10027 - Si nous considérons ce que
nous avons déjà dit au sujet des différences entre les
mondes occidental, central et oriental, et qui
traverse à présent vos âmes de manière encore plus
riche, si vous portez désormais un regard vraiment
compréhensif sur ces mondes, vous vous poserez tout de
même une question : D'où vient donc, hormis ce qui a
déjà été dit, que par exemple l'intelligence russe
veuille se garder pour des temps à venir? Il faut une
force plus importante pour préserver l'intelligence de
l'assaut des instincts en quelque sorte, que pour
exercer l'intelligence innée, instinctive. La force
nécessaire est plus importante. Â cela pourvoient, si
je puis dire, certaines dispositions dans l'évolution
de l'humanité occidentale. Prenez seulement le fait
que la Russie fut à bien des égards tenue à l'écart
des courants culturels qui se sont développés en
Occident. J'ai déjà caractérisé cette stagnation de
l'est dans une époque de culture antérieure,
225
à partir d'un autre point de vue.
Prenez par exemple le schisme qui eut lieu au Ixe
siècle et prit fin au xe. Souvenez-vous qu'une forme
antérieure du christianisme fut repoussée vers ces
régions où elle resta stationnaire, conservatrice. Une
certaine forme du christianisme des premiers siècles
s'est donc conservée à l'est. L'Occident, lui, a
entre-temps continué à développer son christianisme.
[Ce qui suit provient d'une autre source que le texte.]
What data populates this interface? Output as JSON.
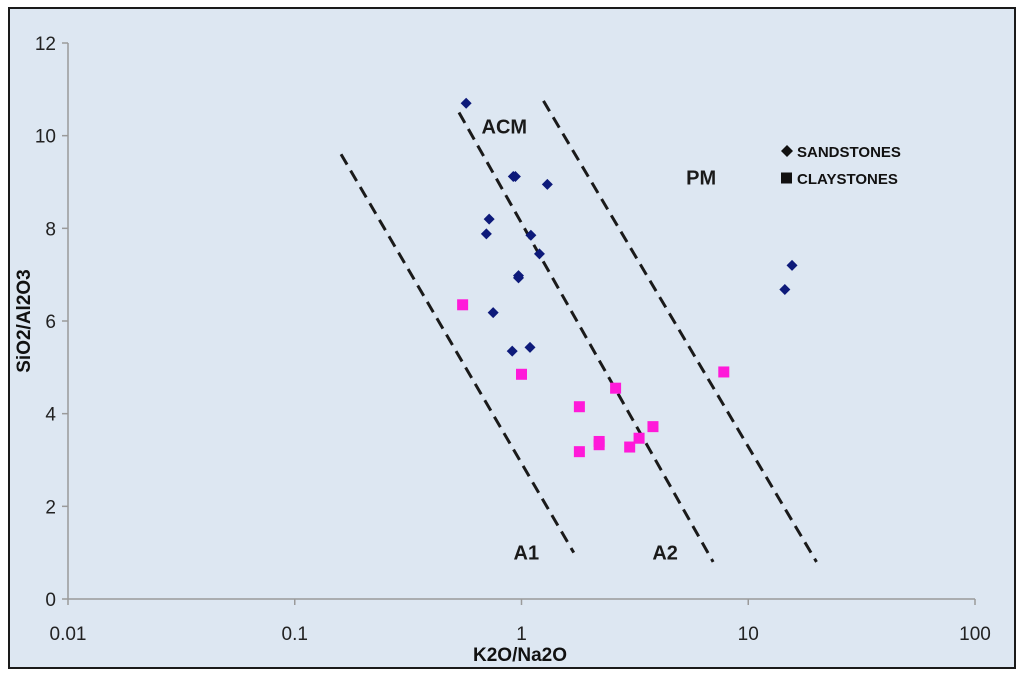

C'est une chose. D'autre part, l'est connut
l'influence des Tartares venus d'Asie, une influence
qui fut poussée en avant, venant donc de sa propre
partie orientale. Mais ceci n'est que l'expression de
ce que sur la terre russe, des forces humaines
antérieures, refoulées de l'ouest, continuaient de
vivre, qui prirent en elles les forces humaines venant
d'Asie dans, je dirais, un état plus juvénile que
l'humanité d'Europe occidentale (5).
10028 - Prenez par exemple la
culture d'Europe centrale dans sa dépendance par
rapport au protestantisme. Cette dépendance est plus
grande qu'on ne le pense habituellement. Au fond,
toute la culture du centre de l'Europe est configurée
par l'impulsion du protestantisme, non pas par telle
ou telle confession, mais bien par l'impulsion du
protestantisme, ce dernier n'étant lui aussi qu'un
symptôme pour qui observe les choses d'un point de vue
supérieur. L'essentiel est l'impulsion spirituelle qui
agissait dans le protestantisme. Toute la science,
telle qu'elle est pratiquée dans ces régions, la forme
même qu'elle revêt, est en réalité influencée par le
protestantisme, sans lequel la culture du centre de
l'Europe n'est pas pensable. Ce qui est
particulièrement prédominant à un endroit existe
ailleurs d'une autre façon, dans un autre rapport à la
vie, comme je viens de le montrer à propos des
missions sociales de l'anthroposophie qu'il faut même
appliquer de manière différenciée. En Europe centrale,
le protestantisme a plus volontiers, dirais-je, incité
l'être humain à s'appuyer sur sa nature intelligente.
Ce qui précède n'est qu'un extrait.